To improve the effectiveness of PMTCT programs in Arba Minch and similar contexts, it is important to change perceptions of HIV that encourage stigma and discrimination against PLHIV at both local and national levels. It will help to emphasize that with access to ARV therapy and proper treatment and care, people living with HIV and AIDS can lead healthy, productive, and long lives. Furthermore, interventions to mitigate the impact of HIV should involve all stakeholders including health workers, families, and communities. For example, the use of health extension workers (HEWs) has contributed to improving health outcomes [4143] in remote rural areas, thus demonstrating that such strategies can catalyze a change in how people perceive and treat people living with HIV.

5. Conclusion

This study has a number of limitations including the purposively selected facility-based sample of HIV positive pregnant women from one district of Ethiopia, which may not adequately reflect the circumstances of HIV positive pregnant women who do not frequent health facilities. In addition, our data may be inhibited by reporting bias due to interviews being conducted within health facilities and participants’ fear of the negative repercussions that may result from them reporting their opinions. Furthermore, the use of ANC service statistics may have included women with different characteristics to those not accessing PMTCT services.

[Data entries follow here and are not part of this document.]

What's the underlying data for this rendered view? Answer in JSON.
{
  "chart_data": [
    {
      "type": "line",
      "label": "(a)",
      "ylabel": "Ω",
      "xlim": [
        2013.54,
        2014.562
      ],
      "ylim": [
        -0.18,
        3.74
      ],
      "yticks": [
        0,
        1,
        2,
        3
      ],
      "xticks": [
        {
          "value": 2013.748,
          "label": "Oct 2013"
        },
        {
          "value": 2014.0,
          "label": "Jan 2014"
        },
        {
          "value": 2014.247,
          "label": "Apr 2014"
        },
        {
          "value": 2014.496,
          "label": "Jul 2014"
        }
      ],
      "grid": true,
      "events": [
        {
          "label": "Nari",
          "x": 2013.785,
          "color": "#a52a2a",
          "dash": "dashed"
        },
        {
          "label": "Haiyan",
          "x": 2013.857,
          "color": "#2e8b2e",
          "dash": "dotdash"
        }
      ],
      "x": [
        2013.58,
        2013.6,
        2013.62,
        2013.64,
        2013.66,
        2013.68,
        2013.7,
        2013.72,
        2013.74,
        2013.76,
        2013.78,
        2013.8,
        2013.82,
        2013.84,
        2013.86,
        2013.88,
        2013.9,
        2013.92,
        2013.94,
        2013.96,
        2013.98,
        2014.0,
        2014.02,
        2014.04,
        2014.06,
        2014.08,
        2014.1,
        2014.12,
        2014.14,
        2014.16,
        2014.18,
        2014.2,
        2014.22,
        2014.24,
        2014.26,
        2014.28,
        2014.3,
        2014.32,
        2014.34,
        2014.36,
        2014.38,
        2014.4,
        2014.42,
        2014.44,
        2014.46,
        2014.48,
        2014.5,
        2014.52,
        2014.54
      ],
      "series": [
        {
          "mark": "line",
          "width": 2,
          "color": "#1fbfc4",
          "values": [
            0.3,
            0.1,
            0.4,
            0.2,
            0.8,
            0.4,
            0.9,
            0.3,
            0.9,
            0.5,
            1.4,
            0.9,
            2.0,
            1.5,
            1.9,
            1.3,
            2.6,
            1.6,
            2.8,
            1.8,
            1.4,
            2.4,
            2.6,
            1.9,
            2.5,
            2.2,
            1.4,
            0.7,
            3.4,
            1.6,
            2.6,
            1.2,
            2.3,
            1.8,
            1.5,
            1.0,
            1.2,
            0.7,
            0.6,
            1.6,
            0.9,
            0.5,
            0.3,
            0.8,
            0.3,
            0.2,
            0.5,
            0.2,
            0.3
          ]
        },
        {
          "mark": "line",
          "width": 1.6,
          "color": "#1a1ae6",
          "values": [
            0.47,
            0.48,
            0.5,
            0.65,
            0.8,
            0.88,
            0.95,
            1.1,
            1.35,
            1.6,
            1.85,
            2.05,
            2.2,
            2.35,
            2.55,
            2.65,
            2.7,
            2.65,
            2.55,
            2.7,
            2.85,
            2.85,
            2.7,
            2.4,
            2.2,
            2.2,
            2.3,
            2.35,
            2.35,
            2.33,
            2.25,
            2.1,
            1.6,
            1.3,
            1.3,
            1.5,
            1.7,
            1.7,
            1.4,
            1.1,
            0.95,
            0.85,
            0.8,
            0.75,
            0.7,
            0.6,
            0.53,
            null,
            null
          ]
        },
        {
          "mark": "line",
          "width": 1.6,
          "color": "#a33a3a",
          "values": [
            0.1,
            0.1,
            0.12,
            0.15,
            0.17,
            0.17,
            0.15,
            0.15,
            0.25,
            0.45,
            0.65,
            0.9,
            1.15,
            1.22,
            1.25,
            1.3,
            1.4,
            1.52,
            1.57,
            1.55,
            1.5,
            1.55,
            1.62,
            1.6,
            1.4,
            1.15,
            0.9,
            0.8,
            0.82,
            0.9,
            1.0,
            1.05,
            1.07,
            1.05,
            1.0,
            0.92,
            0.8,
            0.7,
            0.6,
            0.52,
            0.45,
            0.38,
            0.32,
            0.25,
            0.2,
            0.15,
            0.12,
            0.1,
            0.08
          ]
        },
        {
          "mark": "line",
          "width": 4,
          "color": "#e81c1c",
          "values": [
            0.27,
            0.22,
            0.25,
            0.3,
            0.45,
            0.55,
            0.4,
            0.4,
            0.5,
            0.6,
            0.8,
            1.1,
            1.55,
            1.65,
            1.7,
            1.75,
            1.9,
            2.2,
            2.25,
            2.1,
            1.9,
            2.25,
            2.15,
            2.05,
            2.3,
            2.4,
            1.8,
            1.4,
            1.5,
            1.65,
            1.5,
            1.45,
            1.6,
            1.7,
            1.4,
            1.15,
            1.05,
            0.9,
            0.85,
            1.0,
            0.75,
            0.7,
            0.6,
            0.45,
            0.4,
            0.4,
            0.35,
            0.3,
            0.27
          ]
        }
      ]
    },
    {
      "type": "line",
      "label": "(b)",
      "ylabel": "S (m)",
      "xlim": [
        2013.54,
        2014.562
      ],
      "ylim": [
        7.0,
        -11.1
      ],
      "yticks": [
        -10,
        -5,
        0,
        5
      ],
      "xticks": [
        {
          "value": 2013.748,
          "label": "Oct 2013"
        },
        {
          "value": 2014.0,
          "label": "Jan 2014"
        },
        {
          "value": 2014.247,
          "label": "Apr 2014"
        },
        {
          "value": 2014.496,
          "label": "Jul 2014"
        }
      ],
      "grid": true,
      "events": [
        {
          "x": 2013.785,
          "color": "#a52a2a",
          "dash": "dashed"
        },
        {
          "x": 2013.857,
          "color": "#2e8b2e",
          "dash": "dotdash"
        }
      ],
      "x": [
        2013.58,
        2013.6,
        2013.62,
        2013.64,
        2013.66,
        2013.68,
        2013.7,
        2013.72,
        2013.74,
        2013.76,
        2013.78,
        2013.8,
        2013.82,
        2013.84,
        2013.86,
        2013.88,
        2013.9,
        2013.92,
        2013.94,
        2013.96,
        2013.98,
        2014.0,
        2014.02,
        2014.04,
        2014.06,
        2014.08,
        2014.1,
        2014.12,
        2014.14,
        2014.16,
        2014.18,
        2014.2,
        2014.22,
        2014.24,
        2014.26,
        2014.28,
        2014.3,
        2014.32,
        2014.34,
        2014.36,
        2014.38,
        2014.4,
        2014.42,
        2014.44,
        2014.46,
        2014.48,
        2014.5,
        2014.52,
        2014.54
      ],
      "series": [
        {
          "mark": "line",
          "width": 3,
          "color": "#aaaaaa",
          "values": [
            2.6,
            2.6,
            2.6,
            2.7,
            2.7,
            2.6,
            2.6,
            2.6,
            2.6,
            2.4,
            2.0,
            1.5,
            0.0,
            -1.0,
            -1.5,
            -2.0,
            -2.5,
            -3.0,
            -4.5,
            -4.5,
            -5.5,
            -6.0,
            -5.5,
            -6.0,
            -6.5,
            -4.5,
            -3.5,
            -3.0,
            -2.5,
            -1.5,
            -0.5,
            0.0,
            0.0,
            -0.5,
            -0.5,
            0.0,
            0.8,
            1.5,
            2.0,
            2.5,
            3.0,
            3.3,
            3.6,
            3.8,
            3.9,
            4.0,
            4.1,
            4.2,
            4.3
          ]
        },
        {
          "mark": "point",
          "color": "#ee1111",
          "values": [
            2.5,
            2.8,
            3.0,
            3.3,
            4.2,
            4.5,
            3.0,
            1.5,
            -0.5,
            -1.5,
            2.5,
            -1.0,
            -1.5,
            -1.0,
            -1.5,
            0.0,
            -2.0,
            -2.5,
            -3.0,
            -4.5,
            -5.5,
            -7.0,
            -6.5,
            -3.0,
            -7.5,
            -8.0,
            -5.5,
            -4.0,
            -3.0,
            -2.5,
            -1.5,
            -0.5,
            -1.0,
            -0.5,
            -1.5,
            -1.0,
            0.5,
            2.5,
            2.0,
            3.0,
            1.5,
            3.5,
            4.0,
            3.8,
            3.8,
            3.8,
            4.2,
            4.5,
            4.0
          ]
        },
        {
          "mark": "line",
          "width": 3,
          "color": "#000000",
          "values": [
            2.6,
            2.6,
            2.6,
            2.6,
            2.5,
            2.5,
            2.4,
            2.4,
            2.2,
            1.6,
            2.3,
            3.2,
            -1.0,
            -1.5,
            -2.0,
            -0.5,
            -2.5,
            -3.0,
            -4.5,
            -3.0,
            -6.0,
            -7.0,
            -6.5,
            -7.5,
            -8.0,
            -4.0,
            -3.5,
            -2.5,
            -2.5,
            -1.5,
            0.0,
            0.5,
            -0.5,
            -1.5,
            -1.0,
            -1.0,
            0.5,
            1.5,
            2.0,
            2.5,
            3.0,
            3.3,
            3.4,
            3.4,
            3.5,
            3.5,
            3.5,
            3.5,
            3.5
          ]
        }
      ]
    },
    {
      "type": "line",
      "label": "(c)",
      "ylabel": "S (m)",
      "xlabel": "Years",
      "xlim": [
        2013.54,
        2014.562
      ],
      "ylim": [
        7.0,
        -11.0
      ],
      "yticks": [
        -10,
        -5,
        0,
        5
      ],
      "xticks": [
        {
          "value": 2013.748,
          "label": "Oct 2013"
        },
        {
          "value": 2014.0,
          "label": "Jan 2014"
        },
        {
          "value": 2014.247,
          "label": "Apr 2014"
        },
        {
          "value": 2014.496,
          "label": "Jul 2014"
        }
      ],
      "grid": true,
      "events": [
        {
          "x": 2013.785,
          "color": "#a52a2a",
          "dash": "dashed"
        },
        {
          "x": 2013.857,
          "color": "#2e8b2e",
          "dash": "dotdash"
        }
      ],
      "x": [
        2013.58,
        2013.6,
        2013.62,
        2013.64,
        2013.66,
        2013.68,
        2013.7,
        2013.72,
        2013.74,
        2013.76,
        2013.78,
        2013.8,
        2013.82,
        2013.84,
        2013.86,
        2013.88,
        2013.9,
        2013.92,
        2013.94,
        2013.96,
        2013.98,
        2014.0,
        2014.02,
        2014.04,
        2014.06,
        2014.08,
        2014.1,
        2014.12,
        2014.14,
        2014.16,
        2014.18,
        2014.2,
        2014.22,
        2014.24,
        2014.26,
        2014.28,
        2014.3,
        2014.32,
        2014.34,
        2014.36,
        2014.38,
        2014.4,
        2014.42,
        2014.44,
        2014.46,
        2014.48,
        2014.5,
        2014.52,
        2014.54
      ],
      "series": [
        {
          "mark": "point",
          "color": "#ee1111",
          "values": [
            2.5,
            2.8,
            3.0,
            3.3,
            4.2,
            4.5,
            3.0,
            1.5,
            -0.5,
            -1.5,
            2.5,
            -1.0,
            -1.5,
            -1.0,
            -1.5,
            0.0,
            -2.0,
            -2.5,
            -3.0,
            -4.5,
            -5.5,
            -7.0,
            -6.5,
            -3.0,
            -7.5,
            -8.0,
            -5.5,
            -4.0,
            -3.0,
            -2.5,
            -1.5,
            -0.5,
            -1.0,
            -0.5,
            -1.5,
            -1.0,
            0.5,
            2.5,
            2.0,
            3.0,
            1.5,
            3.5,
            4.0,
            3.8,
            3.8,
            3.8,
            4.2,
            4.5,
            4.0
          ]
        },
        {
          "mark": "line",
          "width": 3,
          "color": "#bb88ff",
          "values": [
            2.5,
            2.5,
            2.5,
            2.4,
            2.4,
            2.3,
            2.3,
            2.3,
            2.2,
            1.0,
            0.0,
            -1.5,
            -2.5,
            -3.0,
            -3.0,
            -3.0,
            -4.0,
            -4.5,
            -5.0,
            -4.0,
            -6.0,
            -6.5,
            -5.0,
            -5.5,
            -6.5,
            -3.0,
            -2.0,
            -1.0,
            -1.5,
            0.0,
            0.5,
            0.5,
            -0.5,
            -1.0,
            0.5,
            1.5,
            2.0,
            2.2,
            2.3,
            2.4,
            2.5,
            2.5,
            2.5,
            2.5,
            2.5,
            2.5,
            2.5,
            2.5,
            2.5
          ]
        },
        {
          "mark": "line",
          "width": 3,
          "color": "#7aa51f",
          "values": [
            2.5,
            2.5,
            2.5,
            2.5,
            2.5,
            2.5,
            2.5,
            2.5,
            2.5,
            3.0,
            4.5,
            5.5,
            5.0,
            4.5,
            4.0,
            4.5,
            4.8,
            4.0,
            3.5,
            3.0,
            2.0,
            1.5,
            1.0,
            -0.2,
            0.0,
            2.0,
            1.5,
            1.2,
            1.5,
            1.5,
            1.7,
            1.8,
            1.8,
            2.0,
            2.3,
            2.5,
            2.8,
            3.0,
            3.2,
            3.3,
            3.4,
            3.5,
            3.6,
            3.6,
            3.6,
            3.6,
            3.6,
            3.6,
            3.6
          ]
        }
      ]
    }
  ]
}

Despite these limitations, the policy implication of the study is clear—the effectiveness of PMTCT programs in low- and middle-income countries rests not only on a well functioning health system but also on the interplay between social, cultural and peculiar contextual circumstances. Our findings, which are consistent with those of similar studies in other parts of Ethiopia [17, 20, 40] show that overall, the social and cultural issues highlighted in this study as well as the organizational and service delivery mechanisms (policies, procedures, and health system factors) through which PMTCT services are organized and delivered constitute serious challenges to the goal of universal access set by the government. To achieve the target in view of these findings will require a thorough review and reorganization of existing policies and current approaches to increase uptake in services among women, especially those living in areas similar to the study area. In addition, understanding how unique contextual factors limit women’s access to or utilization of PMTCT services is critically important, if not crucial. Addressing these contextual factors requires engaging communities to understand the importance of PMTCT to develop innovative and sustainable strategies for removing the barriers that women face in accessing and utilizing PMTCT services.